Questions readers ask

Does bilingualism delay a child's speech?

No. A 2023 Frontiers in Psychology meta-analysis pooling 78 studies found the average age of first words is 11.2 months in bilinguals vs 11.0 months in monolinguals — less than 1% difference, statistically not significant. ASHA officially confirms bilingualism is not a risk factor for speech delay.

What age should I start a second language?

The earlier the better. Before 9 months a baby's brain can distinguish phonemes of every human language. After 9 months that window narrows rapidly. Many specialists recommend starting from birth. Our Mommy & Me English course starts at 1 year, but mothers successfully introduce songs and morning rituals from 6–8 months.
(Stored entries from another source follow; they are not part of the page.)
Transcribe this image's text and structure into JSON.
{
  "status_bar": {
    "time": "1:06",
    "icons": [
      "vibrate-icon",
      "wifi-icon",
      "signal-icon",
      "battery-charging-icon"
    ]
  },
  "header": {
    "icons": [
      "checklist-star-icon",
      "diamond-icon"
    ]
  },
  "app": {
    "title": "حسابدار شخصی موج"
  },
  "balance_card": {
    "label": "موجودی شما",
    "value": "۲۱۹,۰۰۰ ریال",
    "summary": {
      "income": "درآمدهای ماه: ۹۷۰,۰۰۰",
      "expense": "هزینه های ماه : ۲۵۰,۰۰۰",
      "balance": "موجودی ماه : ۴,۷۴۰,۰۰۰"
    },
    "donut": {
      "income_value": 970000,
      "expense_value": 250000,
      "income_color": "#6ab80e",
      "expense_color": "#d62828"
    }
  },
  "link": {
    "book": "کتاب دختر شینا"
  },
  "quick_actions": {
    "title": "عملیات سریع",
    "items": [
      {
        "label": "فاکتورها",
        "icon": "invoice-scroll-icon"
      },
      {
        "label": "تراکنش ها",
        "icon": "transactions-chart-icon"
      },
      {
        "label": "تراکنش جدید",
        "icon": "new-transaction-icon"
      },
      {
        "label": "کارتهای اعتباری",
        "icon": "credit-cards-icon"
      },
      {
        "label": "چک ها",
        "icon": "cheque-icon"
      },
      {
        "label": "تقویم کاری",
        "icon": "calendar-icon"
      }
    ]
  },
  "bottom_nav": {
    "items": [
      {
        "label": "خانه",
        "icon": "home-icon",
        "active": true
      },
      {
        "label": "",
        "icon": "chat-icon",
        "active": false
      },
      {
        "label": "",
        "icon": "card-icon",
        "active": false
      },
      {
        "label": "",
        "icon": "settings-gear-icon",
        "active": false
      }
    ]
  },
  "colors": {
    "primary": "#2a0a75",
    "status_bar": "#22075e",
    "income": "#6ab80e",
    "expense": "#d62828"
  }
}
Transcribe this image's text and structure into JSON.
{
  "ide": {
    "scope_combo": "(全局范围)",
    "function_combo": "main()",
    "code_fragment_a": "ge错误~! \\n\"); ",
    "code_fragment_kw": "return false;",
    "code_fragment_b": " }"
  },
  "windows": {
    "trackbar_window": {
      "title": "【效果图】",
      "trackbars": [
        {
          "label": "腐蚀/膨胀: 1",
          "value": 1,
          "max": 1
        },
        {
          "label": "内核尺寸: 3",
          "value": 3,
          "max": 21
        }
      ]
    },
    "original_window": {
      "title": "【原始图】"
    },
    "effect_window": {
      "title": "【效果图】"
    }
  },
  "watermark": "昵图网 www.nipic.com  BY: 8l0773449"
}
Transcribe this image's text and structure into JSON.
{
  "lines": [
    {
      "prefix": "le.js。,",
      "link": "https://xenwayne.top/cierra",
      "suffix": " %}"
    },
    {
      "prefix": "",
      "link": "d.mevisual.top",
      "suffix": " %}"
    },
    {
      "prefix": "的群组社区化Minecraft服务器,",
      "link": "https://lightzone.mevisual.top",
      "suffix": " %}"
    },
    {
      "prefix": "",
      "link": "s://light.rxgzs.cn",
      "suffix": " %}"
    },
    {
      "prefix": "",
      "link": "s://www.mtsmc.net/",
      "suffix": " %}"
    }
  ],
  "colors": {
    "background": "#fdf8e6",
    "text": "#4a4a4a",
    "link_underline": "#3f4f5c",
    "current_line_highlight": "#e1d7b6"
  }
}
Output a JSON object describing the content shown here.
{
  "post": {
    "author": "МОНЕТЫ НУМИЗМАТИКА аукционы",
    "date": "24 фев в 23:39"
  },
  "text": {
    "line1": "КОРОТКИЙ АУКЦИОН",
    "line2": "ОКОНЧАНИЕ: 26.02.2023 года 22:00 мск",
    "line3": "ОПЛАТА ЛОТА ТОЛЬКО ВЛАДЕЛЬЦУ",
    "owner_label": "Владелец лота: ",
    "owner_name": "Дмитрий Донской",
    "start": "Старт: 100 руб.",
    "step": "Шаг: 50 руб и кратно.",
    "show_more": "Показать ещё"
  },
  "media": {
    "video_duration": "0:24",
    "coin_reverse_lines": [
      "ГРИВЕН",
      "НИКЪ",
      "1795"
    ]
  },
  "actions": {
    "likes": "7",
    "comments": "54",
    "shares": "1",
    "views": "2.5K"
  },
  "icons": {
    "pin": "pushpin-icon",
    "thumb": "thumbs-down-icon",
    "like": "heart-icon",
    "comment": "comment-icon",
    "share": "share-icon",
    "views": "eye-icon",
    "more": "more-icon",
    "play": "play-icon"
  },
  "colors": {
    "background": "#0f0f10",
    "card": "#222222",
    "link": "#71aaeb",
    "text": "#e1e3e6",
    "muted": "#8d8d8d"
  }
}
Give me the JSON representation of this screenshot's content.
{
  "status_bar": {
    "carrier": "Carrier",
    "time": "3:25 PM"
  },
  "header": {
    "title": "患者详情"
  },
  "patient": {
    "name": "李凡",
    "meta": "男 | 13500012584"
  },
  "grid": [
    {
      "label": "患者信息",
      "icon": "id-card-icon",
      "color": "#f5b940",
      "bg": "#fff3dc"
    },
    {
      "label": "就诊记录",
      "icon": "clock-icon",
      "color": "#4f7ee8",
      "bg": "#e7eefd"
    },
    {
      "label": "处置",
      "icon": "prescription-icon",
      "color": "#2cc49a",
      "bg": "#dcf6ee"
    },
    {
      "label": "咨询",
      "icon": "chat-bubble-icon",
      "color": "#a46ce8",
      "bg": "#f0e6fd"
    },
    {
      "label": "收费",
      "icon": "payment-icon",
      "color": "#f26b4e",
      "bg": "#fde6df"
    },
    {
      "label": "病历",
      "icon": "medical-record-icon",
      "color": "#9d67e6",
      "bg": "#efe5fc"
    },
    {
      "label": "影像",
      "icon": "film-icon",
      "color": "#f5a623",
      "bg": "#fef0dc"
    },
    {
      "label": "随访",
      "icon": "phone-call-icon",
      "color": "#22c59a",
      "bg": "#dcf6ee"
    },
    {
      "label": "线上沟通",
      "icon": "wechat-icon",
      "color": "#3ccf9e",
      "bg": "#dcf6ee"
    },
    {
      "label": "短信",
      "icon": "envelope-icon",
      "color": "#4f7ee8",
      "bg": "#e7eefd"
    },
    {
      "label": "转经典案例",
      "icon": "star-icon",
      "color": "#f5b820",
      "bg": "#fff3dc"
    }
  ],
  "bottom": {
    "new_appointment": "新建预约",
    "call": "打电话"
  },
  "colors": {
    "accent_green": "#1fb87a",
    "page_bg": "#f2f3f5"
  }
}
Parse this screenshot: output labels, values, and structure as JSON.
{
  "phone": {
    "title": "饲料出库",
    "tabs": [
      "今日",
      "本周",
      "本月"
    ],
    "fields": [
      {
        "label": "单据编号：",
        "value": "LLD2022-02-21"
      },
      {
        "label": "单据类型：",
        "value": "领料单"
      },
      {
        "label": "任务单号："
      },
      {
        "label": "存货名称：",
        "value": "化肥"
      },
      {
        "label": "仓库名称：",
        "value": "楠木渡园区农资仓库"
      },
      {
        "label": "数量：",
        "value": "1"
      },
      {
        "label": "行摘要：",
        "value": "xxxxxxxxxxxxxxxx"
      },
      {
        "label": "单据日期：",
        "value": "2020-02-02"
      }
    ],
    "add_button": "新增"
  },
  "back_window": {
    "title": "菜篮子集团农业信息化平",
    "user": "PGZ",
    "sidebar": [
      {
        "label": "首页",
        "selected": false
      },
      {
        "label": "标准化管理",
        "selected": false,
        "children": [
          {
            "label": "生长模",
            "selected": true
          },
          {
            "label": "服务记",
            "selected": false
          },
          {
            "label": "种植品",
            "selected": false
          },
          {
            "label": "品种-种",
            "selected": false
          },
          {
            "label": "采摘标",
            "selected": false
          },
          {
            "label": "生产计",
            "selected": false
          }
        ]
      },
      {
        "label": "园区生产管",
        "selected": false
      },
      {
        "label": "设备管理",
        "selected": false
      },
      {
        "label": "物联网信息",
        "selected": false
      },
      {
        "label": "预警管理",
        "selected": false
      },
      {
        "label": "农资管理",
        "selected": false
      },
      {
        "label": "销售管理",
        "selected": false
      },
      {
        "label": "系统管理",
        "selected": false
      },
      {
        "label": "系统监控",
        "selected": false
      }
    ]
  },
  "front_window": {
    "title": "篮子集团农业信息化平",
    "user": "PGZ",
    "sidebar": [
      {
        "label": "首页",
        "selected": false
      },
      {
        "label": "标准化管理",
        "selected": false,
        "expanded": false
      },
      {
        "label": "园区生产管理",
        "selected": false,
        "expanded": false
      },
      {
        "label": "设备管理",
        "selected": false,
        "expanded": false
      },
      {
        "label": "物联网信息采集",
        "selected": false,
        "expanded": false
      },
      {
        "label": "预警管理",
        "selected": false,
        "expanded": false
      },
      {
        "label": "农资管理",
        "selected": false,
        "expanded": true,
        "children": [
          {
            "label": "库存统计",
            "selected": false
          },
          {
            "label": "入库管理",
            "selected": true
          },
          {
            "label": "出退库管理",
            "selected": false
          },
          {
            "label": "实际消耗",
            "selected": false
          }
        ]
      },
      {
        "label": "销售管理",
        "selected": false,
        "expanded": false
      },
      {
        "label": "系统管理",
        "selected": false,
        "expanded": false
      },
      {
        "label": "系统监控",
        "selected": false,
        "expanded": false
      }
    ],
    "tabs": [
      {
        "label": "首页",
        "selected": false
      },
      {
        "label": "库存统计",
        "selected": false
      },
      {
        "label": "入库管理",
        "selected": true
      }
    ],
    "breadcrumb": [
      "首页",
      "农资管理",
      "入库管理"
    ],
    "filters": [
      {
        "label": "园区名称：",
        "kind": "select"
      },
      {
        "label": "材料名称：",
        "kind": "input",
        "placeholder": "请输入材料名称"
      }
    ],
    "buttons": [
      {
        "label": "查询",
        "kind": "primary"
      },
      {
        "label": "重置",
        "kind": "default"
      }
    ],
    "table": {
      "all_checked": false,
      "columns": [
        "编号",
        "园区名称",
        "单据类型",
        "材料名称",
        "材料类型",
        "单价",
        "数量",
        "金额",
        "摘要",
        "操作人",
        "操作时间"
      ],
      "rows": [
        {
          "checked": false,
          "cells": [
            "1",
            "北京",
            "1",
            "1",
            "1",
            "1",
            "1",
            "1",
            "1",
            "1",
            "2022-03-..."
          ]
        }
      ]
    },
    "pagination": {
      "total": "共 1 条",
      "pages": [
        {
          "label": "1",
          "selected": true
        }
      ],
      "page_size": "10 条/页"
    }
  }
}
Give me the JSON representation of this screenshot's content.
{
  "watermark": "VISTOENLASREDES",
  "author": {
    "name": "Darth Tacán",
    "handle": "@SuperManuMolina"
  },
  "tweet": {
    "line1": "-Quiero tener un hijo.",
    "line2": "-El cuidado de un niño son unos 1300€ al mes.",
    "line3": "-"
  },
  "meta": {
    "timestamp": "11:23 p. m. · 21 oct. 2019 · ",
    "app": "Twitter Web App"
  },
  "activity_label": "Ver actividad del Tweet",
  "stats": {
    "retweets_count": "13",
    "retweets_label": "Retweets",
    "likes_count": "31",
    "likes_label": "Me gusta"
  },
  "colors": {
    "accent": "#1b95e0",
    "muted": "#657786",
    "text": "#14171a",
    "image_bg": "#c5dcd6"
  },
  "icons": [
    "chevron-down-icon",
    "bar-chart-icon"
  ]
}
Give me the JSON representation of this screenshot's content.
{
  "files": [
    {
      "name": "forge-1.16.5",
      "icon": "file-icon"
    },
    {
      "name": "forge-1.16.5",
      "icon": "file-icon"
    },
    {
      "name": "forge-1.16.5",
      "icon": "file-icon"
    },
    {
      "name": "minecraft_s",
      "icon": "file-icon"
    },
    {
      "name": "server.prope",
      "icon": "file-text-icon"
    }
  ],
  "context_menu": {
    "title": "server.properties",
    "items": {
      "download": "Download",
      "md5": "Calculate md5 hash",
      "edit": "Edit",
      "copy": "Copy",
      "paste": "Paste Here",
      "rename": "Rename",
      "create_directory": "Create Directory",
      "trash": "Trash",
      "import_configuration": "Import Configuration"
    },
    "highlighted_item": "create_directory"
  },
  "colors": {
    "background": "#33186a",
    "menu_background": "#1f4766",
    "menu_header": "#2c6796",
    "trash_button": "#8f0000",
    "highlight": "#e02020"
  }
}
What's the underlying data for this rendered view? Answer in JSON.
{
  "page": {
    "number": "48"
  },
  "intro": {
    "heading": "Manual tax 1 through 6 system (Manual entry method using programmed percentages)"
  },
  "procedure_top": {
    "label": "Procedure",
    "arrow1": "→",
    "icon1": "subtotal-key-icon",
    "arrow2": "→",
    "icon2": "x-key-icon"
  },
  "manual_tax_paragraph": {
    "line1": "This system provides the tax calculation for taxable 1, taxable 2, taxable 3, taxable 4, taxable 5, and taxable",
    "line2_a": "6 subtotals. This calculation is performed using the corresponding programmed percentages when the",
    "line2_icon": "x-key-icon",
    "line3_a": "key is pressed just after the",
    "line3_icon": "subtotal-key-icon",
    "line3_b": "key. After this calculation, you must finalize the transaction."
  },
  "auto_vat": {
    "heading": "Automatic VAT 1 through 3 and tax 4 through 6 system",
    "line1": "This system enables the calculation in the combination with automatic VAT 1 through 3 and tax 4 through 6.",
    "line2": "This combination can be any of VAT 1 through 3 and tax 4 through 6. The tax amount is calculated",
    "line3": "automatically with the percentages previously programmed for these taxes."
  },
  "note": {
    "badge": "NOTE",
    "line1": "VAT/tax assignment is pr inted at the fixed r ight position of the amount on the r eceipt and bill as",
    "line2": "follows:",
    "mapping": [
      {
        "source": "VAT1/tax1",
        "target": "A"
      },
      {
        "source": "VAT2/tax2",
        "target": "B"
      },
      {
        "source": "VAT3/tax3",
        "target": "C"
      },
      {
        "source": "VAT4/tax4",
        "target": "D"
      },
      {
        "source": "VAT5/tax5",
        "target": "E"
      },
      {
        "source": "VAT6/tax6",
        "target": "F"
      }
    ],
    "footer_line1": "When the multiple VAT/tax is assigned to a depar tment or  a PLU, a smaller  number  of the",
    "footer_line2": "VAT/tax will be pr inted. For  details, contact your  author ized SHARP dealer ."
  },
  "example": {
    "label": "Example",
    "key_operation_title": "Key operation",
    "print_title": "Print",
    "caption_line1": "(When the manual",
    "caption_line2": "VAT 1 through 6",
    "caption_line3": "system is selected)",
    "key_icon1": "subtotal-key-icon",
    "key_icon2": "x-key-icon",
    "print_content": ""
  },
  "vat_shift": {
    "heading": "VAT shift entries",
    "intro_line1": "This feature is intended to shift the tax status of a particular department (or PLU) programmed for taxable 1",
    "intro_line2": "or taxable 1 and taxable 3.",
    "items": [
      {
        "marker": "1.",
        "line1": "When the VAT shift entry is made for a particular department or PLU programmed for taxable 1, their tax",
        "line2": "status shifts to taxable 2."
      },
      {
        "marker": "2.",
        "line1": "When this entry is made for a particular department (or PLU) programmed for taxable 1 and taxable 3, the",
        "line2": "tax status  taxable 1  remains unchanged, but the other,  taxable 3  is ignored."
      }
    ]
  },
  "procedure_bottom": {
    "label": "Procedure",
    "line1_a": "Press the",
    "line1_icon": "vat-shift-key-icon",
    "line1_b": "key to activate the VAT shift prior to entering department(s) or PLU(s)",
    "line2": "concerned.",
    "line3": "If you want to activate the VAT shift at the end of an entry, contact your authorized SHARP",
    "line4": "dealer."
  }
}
My toddler says 'Give me воду' — is this normal?

Absolutely normal. It's called code-mixing — the child retrieves whichever word surfaces first in active memory. It's not confusion; it's a sign the brain has set up two separate language systems and accesses them flexibly. Code-mixing fades by 4–5 in formal contexts.

How many hours of English a day for my child to learn?

Not hours — minutes. 10–15 minutes of quality, interactive exposure is enough: morning ritual, one song, a bedtime story. Pearson (2008) showed even 15–20% exposure builds active bilingual competence. Consistency beats duration.

My English isn't perfect. Will my child copy my accent and mistakes?

No, provided you supply parallel native-speaker input: songs, cartoons, audiobooks. McGill research (Genesee, 2014) showed children don't inherit imperfect parental pronunciation when multiple language sources are present. Your simple 'Good morning, sunshine!' plus Super Simple Songs gives the correct phonetic template.

Grandma says don't confuse the child with English. What do I say?

Tell her: 'ASHA's 2023 study showed bilinguals don't speak later. What looks like "confusion" is code-mixing — a natural developmental phase that disappears by age 5.' If that's not convincing, share the 2024 Cornell University findings on bilingual cognitive advantages.

How do I tell if my child has a real speech delay?

Red flags regardless of how many languages: at 12 months no response to their name; at 18 months no single word in any language; at 24 months fewer than 50 total words across both languages; at 30 months no two-word phrases. Regression at any age is also concerning. Even one flag = consult a speech therapist and pediatrician.

My child has autism. Should I drop English?

No. Canadian research by Paradis (2010, 2022) and ASHA's 2023 clinical guidance state clearly: removing one language from a child with DLD or autism does not help — it removes a resource for communicating with family. Children with developmental differences gain the same therapeutic benefits from bilingualism as neurotypical peers.